Subscribe

Hyper-availability: Hype or mission-critical tactic?

Unpacking hyper-availability and what it really means to businesses, as downtime for even minutes could cause irreparable damage to revenue and productivity.
Driaan Odendaal
By Driaan Odendaal
Johannesburg, 08 Oct 2019

I think we are all worn out by the interminable buzz phrases for which the technology sector is notorious. However, when the term describes an essential operational goal for every modern business, it is another matter.

There is a fair amount of media hype and coverage in business technology press around hyper-availability and with good reason, in a world where businesses are globalised with the need for 24/7 operations.

Every company has systems and applications that must remain always-on and backup and recovery is no longer good enough. These organisations have applications and systems that store proprietary IP, keep e-commerce sites and air traffic control running, logistics and ERP tools working, and make financial transactions feasible.

Downtime for even minutes could cause irreparable damage to revenue and productivity. 

Change your thinking

In order to protect systems and applications, organisations must change their approach from backup to continuous data protection. They must move from recovery time and point objectives (RTOs/RPOs) to never needing to recover.

It’s important to understand the concept of availability, which is often inappropriately used to describe technology that doesn’t deliver on this promise. So, what does true application and system availability mean?

Perhaps it’s easier to start by explaining what it is not.

For example, the phrase – continuous availability for the modern enterprise – may not be what the company thinks it has bought into.

It’s important to understand the concept of availability, which is often inappropriately used to describe technology that doesn’t deliver on this promise.

Most solutions say they can support the modern IT environment with always-on availability or continuous uptime, but the reality is they’re often snapshot-based backups that aren’t intended to provide continuous availability. 

Whilst this type of technology may be great for many systems and applications, the company is still forced to deal with RTOs and RPOs and is still in a situation of backup and recovery – not prevention.

For critical operations that cannot be disrupted, look for a solution with a journal-based process that replicates data in real-time at the file system level of files/folders, applications, and full physical or virtual systems. Combined with heartbeat-powered automatic failover, the organisation will never need to worry about recovery time or data loss again.
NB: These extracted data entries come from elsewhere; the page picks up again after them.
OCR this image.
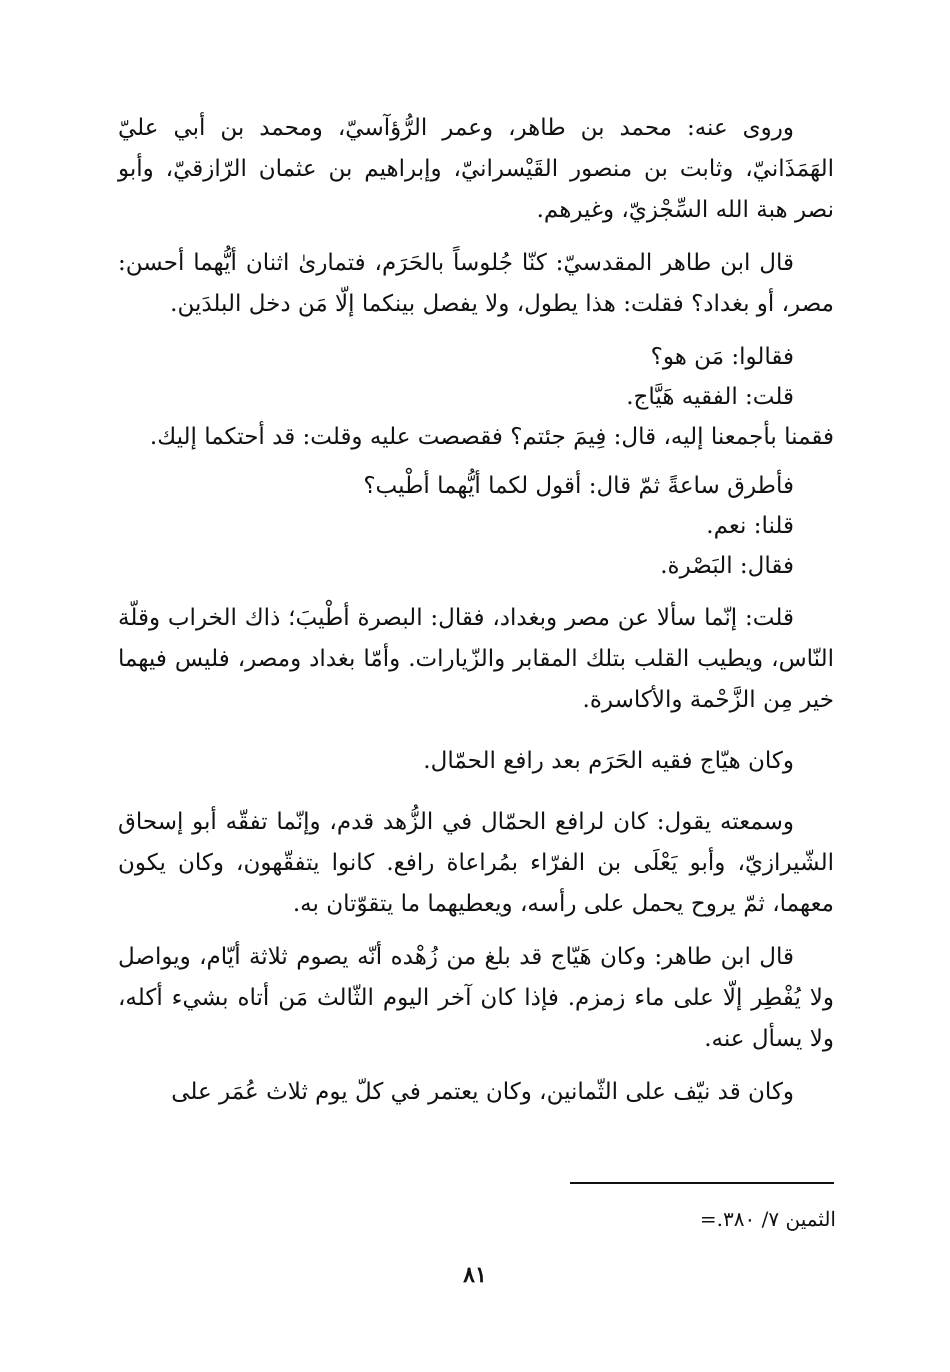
وروى عنه: محمد بن طاهر، وعمر الرُّؤآسيّ، ومحمد بن أبي عليّ الهَمَذَانيّ، وثابت بن منصور القَيْسرانيّ، وإبراهيم بن عثمان الرّازقيّ، وأبو نصر هبة الله السِّجْزيّ، وغيرهم.

قال ابن طاهر المقدسيّ: كنّا جُلوساً بالحَرَم، فتمارىٰ اثنان أيُّهما أحسن: مصر، أو بغداد؟ فقلت: هذا يطول، ولا يفصل بينكما إلّا مَن دخل البلدَين.

فقالوا: مَن هو؟

قلت: الفقيه هَيَّاج.

فقمنا بأجمعنا إليه، قال: فِيمَ جئتم؟ فقصصت عليه وقلت: قد أحتكما إليك.

فأطرق ساعةً ثمّ قال: أقول لكما أيُّهما أطْيب؟

قلنا: نعم.

فقال: البَصْرة.

قلت: إنّما سألا عن مصر وبغداد، فقال: البصرة أطْيبَ؛ ذاك الخراب وقلّة النّاس، ويطيب القلب بتلك المقابر والزّيارات. وأمّا بغداد ومصر، فليس فيهما خير مِن الزَّحْمة والأكاسرة.

وكان هيّاج فقيه الحَرَم بعد رافع الحمّال.

وسمعته يقول: كان لرافع الحمّال في الزُّهد قدم، وإنّما تفقّه أبو إسحاق الشّيرازيّ، وأبو يَعْلَى بن الفرّاء بمُراعاة رافع. كانوا يتفقّهون، وكان يكون معهما، ثمّ يروح يحمل على رأسه، ويعطيهما ما يتقوّتان به.

قال ابن طاهر: وكان هَيّاج قد بلغ من زُهْده أنّه يصوم ثلاثة أيّام، ويواصل ولا يُفْطِر إلّا على ماء زمزم. فإذا كان آخر اليوم الثّالث مَن أتاه بشيء أكله، ولا يسأل عنه.

وكان قد نيّف على الثّمانين، وكان يعتمر في كلّ يوم ثلاث عُمَر على

الثمين ٧/ ٣٨٠.=
٨١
Keep downtime to a minimum

Companies should know this may not apply to all environments or support application-level replication. If proprietary systems or critical applications are running on physical servers, the company will need an alternative to ensure availability during a disruption. Moreover, it may require a duplicate production environment which can increase costs immensely.

Some “high-availability” solutions require manual failover, increasing time from detection to mitigation. This means it’s not high-availability – it’s just replication with a short RPO. Moreover, some only support virtual environments with VM-level replication, so the organisation is left on its own to handle application and/or system-level replication for other environments.

This not only leaves the business exposed, but often adds complexity and significantly more cost.

It would do better to search for an agnostic solution that can protect applications as well as physical and virtual servers, and which offers high-availability, locally or in remote locations – including the cloud.

Asynchronous replication technology is needed to guarantee businesses remain fully operational during an outage. This needs to be combined with heartbeat-triggered automatic failover for continuous data protection of applications and systems on-premises, remote and in the cloud.

Beware of native replication tools

These tools are focused on a specific application or environment. This sounds great but the enterprise can end up with a situation where it has 100 applications and is forced to use 100 different tools to manage them, and proprietary applications will not be covered.

There may also be restrictions if the environment is virtual or physical, not all the tools are user-friendly, and licence upgrades may break the budget.

If needing to test the environment, or temporarily move production because of a planned downtime, the process can be slow and painful, not to mention needing application experts to monitor the entire process of running multiple applications in the disaster recovery site.

Companies can eliminate the high cost and headaches with a completely agnostic solution that can work in dissimilar hardware with one-to-one, many-to-one, and one-to-many replications. Deploy and manage from a browser-based console with SLA reporting and real-time application and server monitoring to examine performance at a quick glance.

A survey conducted by Arcserve and MayHill Strategies in September 2018 noted 93% of IT decision-makers revealed they could tolerate minimal data loss from critical business applications, with 50% stating they have less than one hour to recover before it starts impacting revenue.  

But the consequences of unplanned downtime don’t just hit the IT department. In most cases, it’s far-reaching – jeopardising business reputation, loss of customers and compliance issues relative to compromised operations. Frustrated employees have a lower output and e-commerce comes to a halt.

It’s clear that modern organisations need to change their approach to ensure applications and data are available all the time.